Tensions between Paris and Baku have grown in the wake of the 2020 war and 2023 lightning offensive that Azerbaijan waged to regain control of its breakaway Nagorno-Karabakh region from ethnic Armenian separatists.

France is a traditional ally of Christian Armenia, Azerbaijan’s neighbour and historic rival, and is also home to a large Armenian diaspora.

Darmanin said Azerbaijan – led since 2003 by President Ilham Aliyev, who succeeded his father Heydar – was a “dictatorship”.

On Wednesday, the Paris government also banned social network TikTok from operating in New Caledonia.

Tiktok, whose parent company is Chinese, has been widely used by protesters.
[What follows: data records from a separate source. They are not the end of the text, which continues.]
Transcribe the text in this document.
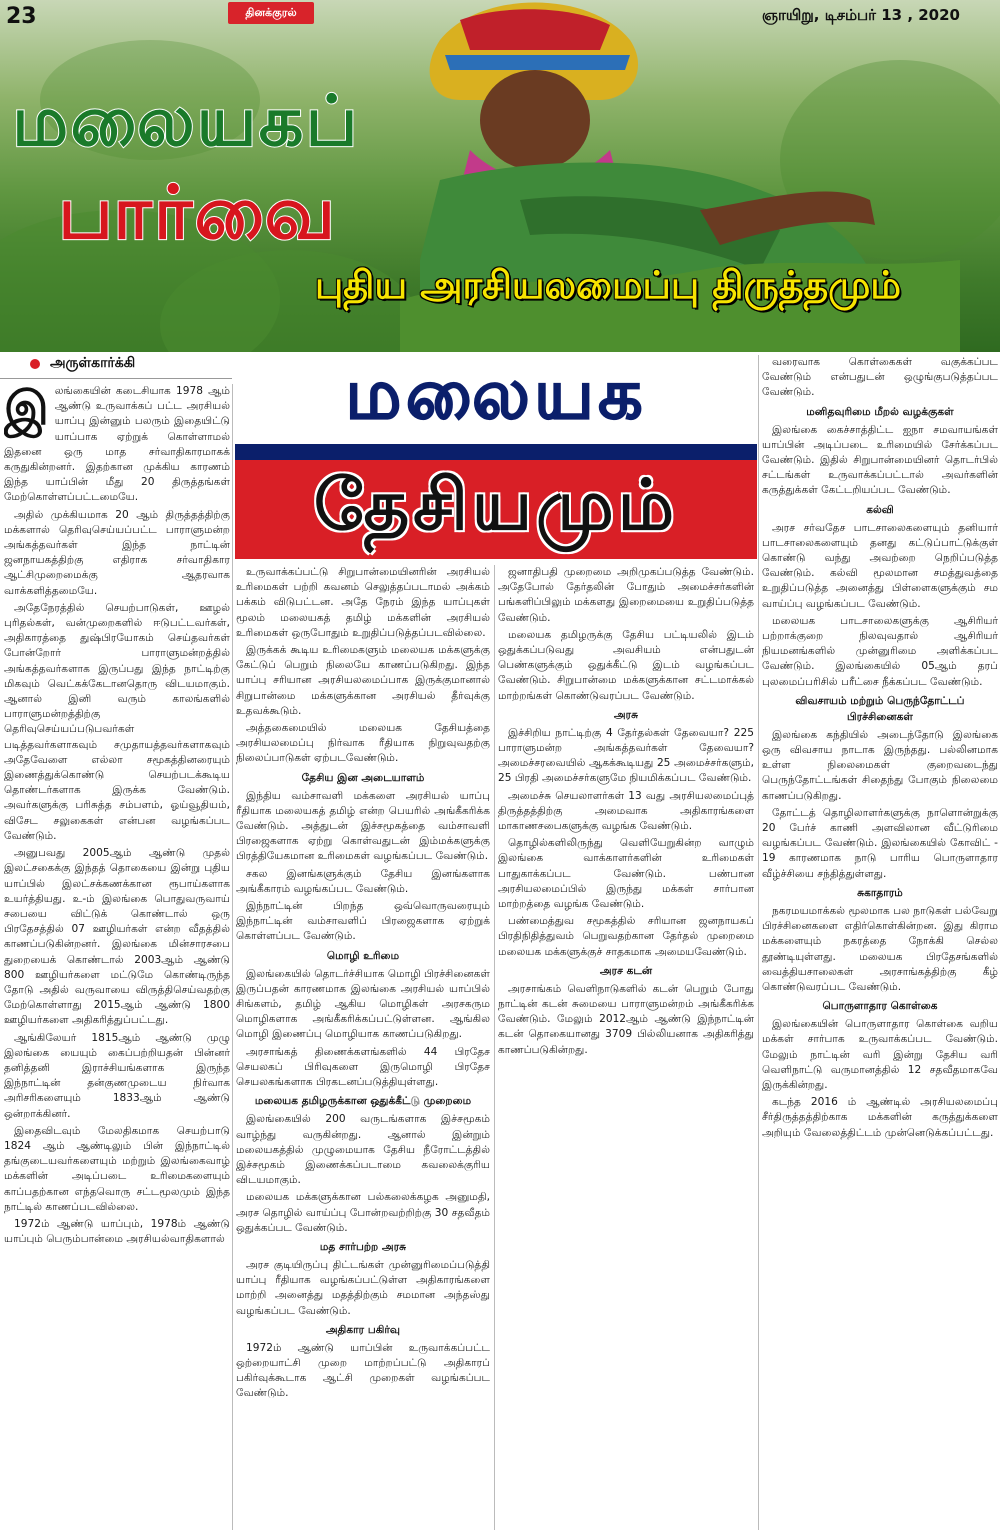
23	தினக்குரல்	ஞாயிறு, டிசம்பர் 13 , 2020
மலையகப்
பார்வை
புதிய அரசியலமைப்பு திருத்தமும்
அருள்கார்க்கி	மலையக
தேசியமும்
இ லங்கையின் கடைசியாக 1978 ஆம் ஆண்டு உருவாக்கப் பட்ட அரசியல் யாப்பு இன்னும் பலரும் இதையிட்டு யாப்பாக ஏற்றுக் கொள்ளாமல் இதனை ஒரு மாத சர்வாதிகாரமாகக் கருதுகின்றனர். இதற்கான முக்கிய காரணம் இந்த யாப்பின் மீது 20 திருத்தங்கள் மேற்கொள்ளப்பட்டமையே.

அதில் முக்கியமாக 20 ஆம் திருத்தத்திற்கு மக்களால் தெரிவுசெய்யப்பட்ட பாராளுமன்ற அங்கத்தவர்கள் இந்த நாட்டின் ஜனநாயகத்திற்கு எதிராக சர்வாதிகார ஆட்சிமுறைமைக்கு ஆதரவாக வாக்களித்தமையே.

அதேநேரத்தில் செயற்பாடுகள், ஊழல் புரிதல்கள், வன்முறைகளில் ஈடுபட்டவர்கள், அதிகாரத்தை துஷ்பிரயோகம் செய்தவர்கள் போன்றோர் பாராளுமன்றத்தில் அங்கத்தவர்களாக இருப்பது இந்த நாட்டிற்கு மிகவும் வெட்கக்கேடானதொரு விடயமாகும். ஆனால் இனி வரும் காலங்களில் பாராளுமன்றத்திற்கு தெரிவுசெய்யப்படுபவர்கள் படித்தவர்களாகவும் சமுதாயத்தவர்களாகவும் அதேவேளை எல்லா சமூகத்தினரையும் இணைத்துக்கொண்டு செயற்படக்கூடிய தொண்டர்களாக இருக்க வேண்டும். அவர்களுக்கு பரிசுத்த சம்பளம், ஓய்வூதியம், விசேட சலுகைகள் என்பன வழங்கப்பட வேண்டும்.

அனுபவது 2005ஆம் ஆண்டு முதல் இலட்சகைக்கு இந்தத் தொகையை இன்று புதிய யாப்பில் இலட்சக்கணக்கான ரூபாய்களாக உயர்த்தியது. உ-ம் இலங்கை பொதுவருவாய் சபையை விட்டுக் கொண்டால் ஒரு பிரதேசத்தில் 07 ஊழியர்கள் என்ற வீதத்தில் காணப்படுகின்றனர். இலங்கை மின்சாரசபை துறையைக் கொண்டால் 2003ஆம் ஆண்டு 800 ஊழியர்களை மட்டுமே கொண்டிருந்த தோடு அதில் வருவாயை விருத்திசெய்வதற்கு மேற்கொள்ளாது 2015ஆம் ஆண்டு 1800 ஊழியர்களை அதிகரித்துப்பட்டது.

ஆங்கிலேயர் 1815ஆம் ஆண்டு முழு இலங்கை யையும் கைப்பற்றியதன் பின்னர் தனித்தனி இராச்சியங்களாக இருந்த இந்நாட்டின் தன்குணமுடைய நிர்வாக அரிசரிகளையும் 1833ஆம் ஆண்டு ஒன்றாக்கினர்.

இதைவிடவும் மேலதிகமாக செயற்பாடு 1824 ஆம் ஆண்டிலும் பின் இந்நாட்டில் தங்குடையவர்களையும் மற்றும் இலங்கைவாழ் மக்களின் அடிப்படை உரிமைகளையும் காப்பதற்கான எந்தவொரு சட்டமூலமும் இந்த நாட்டில் காணப்படவில்லை.

1972ம் ஆண்டு யாப்பும், 1978ம் ஆண்டு யாப்பும் பெரும்பான்மை அரசியல்வாதிகளால்

உருவாக்கப்பட்டு சிறுபான்மையினரின் அரசியல் உரிமைகள் பற்றி கவனம் செலுத்தப்படாமல் அக்கம் பக்கம் விடுபட்டன. அதே நேரம் இந்த யாப்புகள் மூலம் மலையகத் தமிழ் மக்களின் அரசியல் உரிமைகள் ஒருபோதும் உறுதிப்படுத்தப்படவில்லை.

இருக்கக் கூடிய உரிமைகளும் மலையக மக்களுக்கு கேட்டுப் பெறும் நிலையே காணப்படுகிறது. இந்த யாப்பு சரியான அரசியலமைப்பாக இருக்குமானால் சிறுபான்மை மக்களுக்கான அரசியல் தீர்வுக்கு உதவக்கூடும்.

அத்தகைமையில் மலையக தேசியத்தை அரசியலமைப்பு நிர்வாக ரீதியாக நிறுவுவதற்கு நிலைப்பாடுகள் ஏற்படவேண்டும்.

தேசிய இன அடையாளம்

இந்திய வம்சாவளி மக்களை அரசியல் யாப்பு ரீதியாக மலையகத் தமிழ் என்ற பெயரில் அங்கீகரிக்க வேண்டும். அத்துடன் இச்சமூகத்தை வம்சாவளி பிரஜைகளாக ஏற்று கொள்வதுடன் இம்மக்களுக்கு பிரத்தியேகமான உரிமைகள் வழங்கப்பட வேண்டும்.

சகல இனங்களுக்கும் தேசிய இனங்களாக அங்கீகாரம் வழங்கப்பட வேண்டும்.

இந்நாட்டின் பிறந்த ஒவ்வொருவரையும் இந்நாட்டின் வம்சாவளிப் பிரஜைகளாக ஏற்றுக் கொள்ளப்பட வேண்டும்.

மொழி உரிமை

இலங்கையில் தொடர்ச்சியாக மொழி பிரச்சினைகள் இருப்பதன் காரணமாக இலங்கை அரசியல் யாப்பில் சிங்களம், தமிழ் ஆகிய மொழிகள் அரசகரும மொழிகளாக அங்கீகரிக்கப்பட்டுள்ளன. ஆங்கில மொழி இணைப்பு மொழியாக காணப்படுகிறது.

அரசாங்கத் திணைக்களங்களில் 44 பிரதேச செயலகப் பிரிவுகளை இருமொழி பிரதேச செயலகங்களாக பிரகடனப்படுத்தியுள்ளது.

மலையக தமிழருக்கான ஒதுக்கீட்டு முறைமை

இலங்கையில் 200 வருடங்களாக இச்சமூகம் வாழ்ந்து வருகின்றது. ஆனால் இன்றும் மலையகத்தில் முழுமையாக தேசிய நீரோட்டத்தில் இச்சமூகம் இணைக்கப்படாமை கவலைக்குரிய விடயமாகும்.

மலையக மக்களுக்கான பல்கலைக்கழக அனுமதி, அரச தொழில் வாய்ப்பு போன்றவற்றிற்கு 30 சதவீதம் ஒதுக்கப்பட வேண்டும்.

மத சார்பற்ற அரசு

அரச குடியிருப்பு திட்டங்கள் முன்னுரிமைப்படுத்தி யாப்பு ரீதியாக வழங்கப்பட்டுள்ள அதிகாரங்களை மாற்றி அனைத்து மதத்திற்கும் சமமான அந்தஸ்து வழங்கப்பட வேண்டும்.

அதிகார பகிர்வு

1972ம் ஆண்டு யாப்பின் உருவாக்கப்பட்ட ஒற்றையாட்சி முறை மாற்றப்பட்டு அதிகாரப் பகிர்வுக்கூடாக ஆட்சி முறைகள் வழங்கப்பட வேண்டும்.

ஜனாதிபதி முறைமை அறிமுகப்படுத்த வேண்டும். அதேபோல் தேர்தலின் போதும் அமைச்சர்களின் பங்களிப்பிலும் மக்களது இறைமையை உறுதிப்படுத்த வேண்டும்.

மலையக தமிழருக்கு தேசிய பட்டியலில் இடம் ஒதுக்கப்படுவது அவசியம் என்பதுடன் பெண்களுக்கும் ஒதுக்கீட்டு இடம் வழங்கப்பட வேண்டும். சிறுபான்மை மக்களுக்கான சட்டமாக்கல் மாற்றங்கள் கொண்டுவரப்பட வேண்டும்.

அரசு

இச்சிறிய நாட்டிற்கு 4 தேர்தல்கள் தேவையா? 225 பாராளுமன்ற அங்கத்தவர்கள் தேவையா? அமைச்சரவையில் ஆகக்கூடியது 25 அமைச்சர்களும், 25 பிரதி அமைச்சர்களுமே நியமிக்கப்பட வேண்டும்.

அமைச்சு செயலாளர்கள் 13 வது அரசியலமைப்புத் திருத்தத்திற்கு அமைவாக அதிகாரங்களை மாகாணசபைகளுக்கு வழங்க வேண்டும்.

தொழில்களிலிருந்து வெளியேறுகின்ற வாழும் இலங்கை வாக்காளர்களின் உரிமைகள் பாதுகாக்கப்பட வேண்டும். பண்பான அரசியலமைப்பில் இருந்து மக்கள் சார்பான மாற்றத்தை வழங்க வேண்டும்.

பண்மைத்துவ சமூகத்தில் சரியான ஜனநாயகப் பிரதிநிதித்துவம் பெறுவதற்கான தேர்தல் முறைமை மலையக மக்களுக்குச் சாதகமாக அமையவேண்டும்.

அரச கடன்

அரசாங்கம் வெளிநாடுகளில் கடன் பெறும் போது நாட்டின் கடன் சுமையை பாராளுமன்றம் அங்கீகரிக்க வேண்டும். மேலும் 2012ஆம் ஆண்டு இந்நாட்டின் கடன் தொகையானது 3709 பில்லியனாக அதிகரித்து காணப்படுகின்றது.

வரைவாக கொள்கைகள் வகுக்கப்பட வேண்டும் என்பதுடன் ஒழுங்குபடுத்தப்பட வேண்டும்.

மனிதவுரிமை மீறல் வழக்குகள்

இலங்கை கைச்சாத்திட்ட ஐநா சமவாயங்கள் யாப்பின் அடிப்படை உரிமையில் சேர்க்கப்பட வேண்டும். இதில் சிறுபான்மையினர் தொடர்பில் சட்டங்கள் உருவாக்கப்பட்டால் அவர்களின் கருத்துக்கள் கேட்டறியப்பட வேண்டும்.

கல்வி

அரச சர்வதேச பாடசாலைகளையும் தனியார் பாடசாலைகளையும் தனது கட்டுப்பாட்டுக்குள் கொண்டு வந்து அவற்றை நெறிப்படுத்த வேண்டும். கல்வி மூலமான சமத்துவத்தை உறுதிப்படுத்த அனைத்து பிள்ளைகளுக்கும் சம வாய்ப்பு வழங்கப்பட வேண்டும்.

மலையக பாடசாலைகளுக்கு ஆசிரியர் பற்றாக்குறை நிலவுவதால் ஆசிரியர் நியமனங்களில் முன்னுரிமை அளிக்கப்பட வேண்டும். இலங்கையில் 05ஆம் தரப் புலமைப்பரிசில் பரீட்சை நீக்கப்பட வேண்டும்.

விவசாயம் மற்றும் பெருந்தோட்டப் பிரச்சினைகள்

இலங்கை கந்தியில் அடைந்தோடு இலங்கை ஒரு விவசாய நாடாக இருந்தது. பல்லினமாக உள்ள நிலைமைகள் குறைவடைந்து பெருந்தோட்டங்கள் சிதைந்து போகும் நிலைமை காணப்படுகிறது.

தோட்டத் தொழிலாளர்களுக்கு நாளொன்றுக்கு 20 பேர்ச் காணி அளவிலான வீட்டுரிமை வழங்கப்பட வேண்டும். இலங்கையில் கோவிட் - 19 காரணமாக நாடு பாரிய பொருளாதார வீழ்ச்சியை சந்தித்துள்ளது.

சுகாதாரம்

நகரமயமாக்கல் மூலமாக பல நாடுகள் பல்வேறு பிரச்சினைகளை எதிர்கொள்கின்றன. இது கிராம மக்களையும் நகரத்தை நோக்கி செல்ல தூண்டியுள்ளது. மலையக பிரதேசங்களில் வைத்தியசாலைகள் அரசாங்கத்திற்கு கீழ் கொண்டுவரப்பட வேண்டும்.

பொருளாதார கொள்கை

இலங்கையின் பொருளாதார கொள்கை வறிய மக்கள் சார்பாக உருவாக்கப்பட வேண்டும். மேலும் நாட்டின் வரி இன்று தேசிய வரி வெளிநாட்டு வருமானத்தில் 12 சதவீதமாகவே இருக்கின்றது.

கடந்த 2016 ம் ஆண்டில் அரசியலமைப்பு சீர்திருத்தத்திற்காக மக்களின் கருத்துக்களை அறியும் வேலைத்திட்டம் முன்னெடுக்கப்பட்டது.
Critics fear it is being employed to spread disinformation coming from foreign countries.

Azerbaijan invited separatists from the French territories of Martinique, French Guiana, New Caledonia and French Polynesia to Baku for a conference in July 2023.

The meeting saw the creation of the “Baku Initiative Group”, whose stated aim is to support “French liberation and anti-colonialist movements”.

The group published a statement this week condemning the French parliament’s proposed change to New Caledonia’s constitution, which would allow outsiders who moved to the territory at least 10 years ago the right to vote in its elections.

Pro-independence forces say that would dilute the vote of Kanaks, who make up about 40 percent of the population.

“We stand in solidarity with our Kanak friends and support their fair struggle,” the Baku Initiative Group said.

Raphael Glucksmann, the lawmaker heading the list for the French Socialists in June’s European Parliament elections, told Public Senat television that Azerbaijan had made “attempts to interfere… for months”.

He said the underlying problem behind the unrest was a domestic dispute over election reform, not agitation fomented by “foreign actors”.

But he accused Azerbaijan of “seizing on internal problems.”

A French government source, who asked not to be named, said pro-Azerbaijani social media accounts had on Wednesday posted an edited montage purporting to show two white police officers with rifles aimed at dead Kanaks.

“It’s a pretty massive campaign, with around 4,000 posts generated by (these) accounts,” the source told AFP.

“They are reusing techniques already used during a previous smear campaign called Olympia.”

In November, France had already accused actors linked to Azerbaijan of carrying out a disinformation campaign aimed at damaging its reputation over its ability to host the Olympic Games in Paris. Baku also rejected these accusations.